Für eine differenzierte Bewertung genügt es zum einen nicht, sich auf die gravierendsten Fälle von Staatszerfall konzentrieren. Zum zweiten sind mehrere infrastrukturelle Komponenten zu unterscheiden, über die Terrornetzwerke verfügen müssen, um auf Dauer handlungsfähig zu bleiben - von Rekrutierung über Training und Planung bis zum Zugang zu Ressourcen.
Die Analyse ergibt: Für transnationale Terroristen sind vor allem jene Länder interessant, deren Staatlichkeit "auf der Kippe" steht. Diese können aber nicht als gescheitert gelten, da sie noch eine gewisse Ordnung aufrechterhalten, teilweise mit autoritären Mitteln. Gescheiterte Staaten bzw. akute Bürgerkriegsgebiete sind dagegen für Terrornetzwerke nur begrenzt von Nutzen - mit der Ausnahme Afghanistans. Für die Bekämpfung von Al-Qaida und anderen Netzwerken sind daher vor allem Saudi-Arabien, Jemen, Pakistan, Indonesien und die Philippinen relevant.

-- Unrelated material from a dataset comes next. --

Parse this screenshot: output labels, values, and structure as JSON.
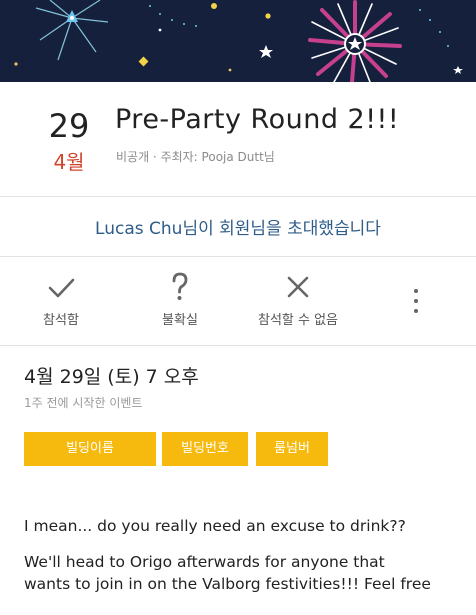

Die deutsche und europäische Außenpolitik sollte sich darauf konzentrieren, die Attraktivität dieser Staaten für transnationale Terroristen zu verringern. Dazu bedarf es sowohl der Stabilisierung als auch der Reform staatlicher Strukturen. Schwerpunkte sollten dabei sein: Stärkung des legitimen Gewaltmonopols und Reformen im Sicherheitsapparat, Stärkung staatlicher Investitionen und Reformen im Wohlfahrtsbereich sowie Stärkung demokratischer Potentiale und Reformen im Bereich Rechtsstaatlichkeit.